Right. These are easy to write correctly in a portable way, but the
portable way is not nearly as efficient as what coudl be non-portably
provided... And I doubt anyone would spend any effort to optimize them
if they weren't part of the core language.

But as alluded to in the proposal, this would also get us a foothold
 from which to be able to suggest flushing the -IF-NOT functions and
:TEST-NOT keywords. Those functions provide not only clutter in the
form of size, but it's a pain to try to coherently explain
 - the default value of the :TEST and :TEST-NOT parameters, which
   cannot be independent
 - the effect of providing both the :TEST and :TEST-NOT
I'll be submitting a proposal to make that cleanup, and that proposal
might fly on its own, but it would go better (I think) if it had support
 from a reasonably concise alternative mechanism (particularly COMPLEMENT).
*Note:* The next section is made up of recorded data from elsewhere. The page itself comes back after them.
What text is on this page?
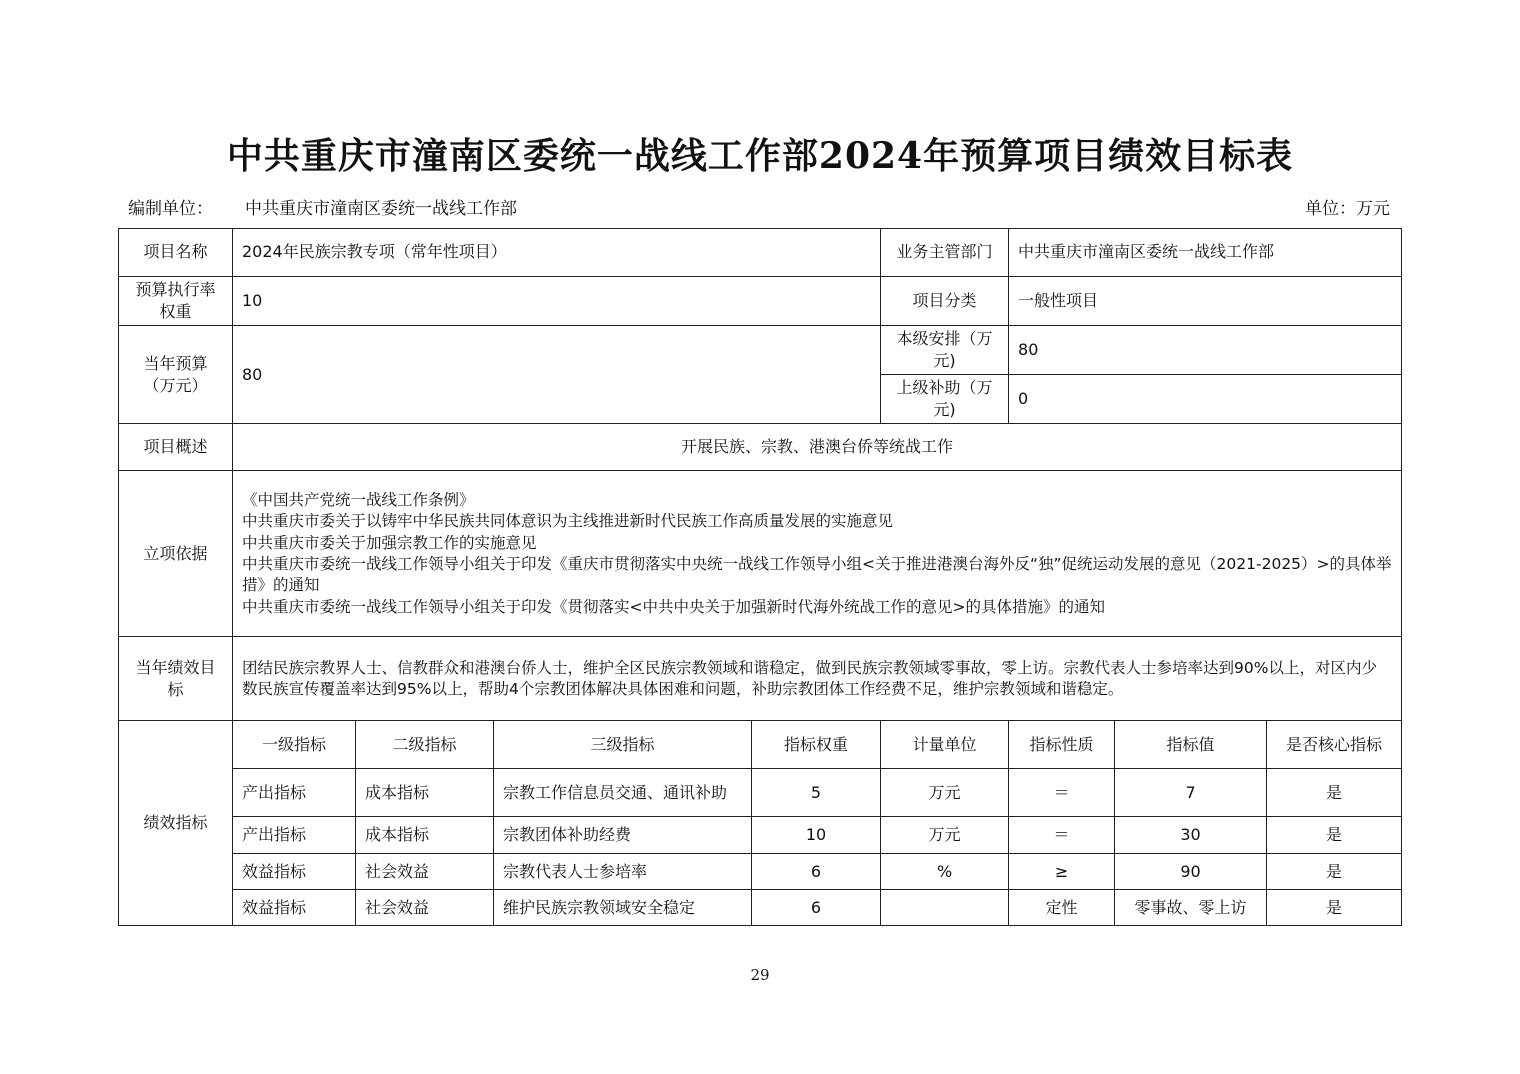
中共重庆市潼南区委统一战线工作部2024年预算项目绩效目标表
编制单位： 中共重庆市潼南区委统一战线工作部	单位：万元
项目名称	2024年民族宗教专项（常年性项目）				业务主管部门	中共重庆市潼南区委统一战线工作部		
预算执行率权重	10				项目分类	一般性项目		
当年预算（万元）	80				本级安排（万元)	80		
					上级补助（万元)	0		
项目概述	开展民族、宗教、港澳台侨等统战工作							
立项依据	《中国共产党统一战线工作条例》
中共重庆市委关于以铸牢中华民族共同体意识为主线推进新时代民族工作高质量发展的实施意见
中共重庆市委关于加强宗教工作的实施意见
中共重庆市委统一战线工作领导小组关于印发《重庆市贯彻落实中央统一战线工作领导小组<关于推进港澳台海外反“独”促统运动发展的意见（2021-2025）>的具体举措》的通知
中共重庆市委统一战线工作领导小组关于印发《贯彻落实<中共中央关于加强新时代海外统战工作的意见>的具体措施》的通知							

当年绩效目标	团结民族宗教界人士、信教群众和港澳台侨人士，维护全区民族宗教领域和谐稳定，做到民族宗教领域零事故，零上访。宗教代表人士参培率达到90%以上，对区内少数民族宣传覆盖率达到95%以上，帮助4个宗教团体解决具体困难和问题，补助宗教团体工作经费不足，维护宗教领域和谐稳定。							
绩效指标	一级指标	二级指标	三级指标	指标权重	计量单位	指标性质	指标值	是否核心指标
	产出指标	成本指标	宗教工作信息员交通、通讯补助	5	万元	＝	7	是
	产出指标	成本指标	宗教团体补助经费	10	万元	＝	30	是
	效益指标	社会效益	宗教代表人士参培率	6	%	≥	90	是
	效益指标	社会效益	维护民族宗教领域安全稳定	6		定性	零事故、零上访	是
29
Also, I bet the reason there are not :TEST-AND and :TEST-OR arguments 
is not that ANDing and ORing predicates is less useful than NOTing them,
but rather that NOT takes one argument and the rest take more and no one
wanted to worry about :TEST-AND '(FOO BAR) or :TEST-AND (LIST #'FOO #'BAR)
which would have had to cons a needless list. This proposal provides a
way to specify things so that no consing is necessary in many cases
-- :TEST (CONJOIN #'FOO #'BAR) -- Stack consing might occur, or inlining
might completely unroll the need for a list at all...

Aside to Jeffrey, I like COMMUTE as an addition to the set of things I
had listed, by the way, but I didn't really like PERMUTE as described.
It is a nice idea conceptually but the fact that its permuation argument
is evaluated means that it can be opaque to such optimization when the
argument is not constant, and the result may be suprisingly less
efficient than the programmer may expect in those cases.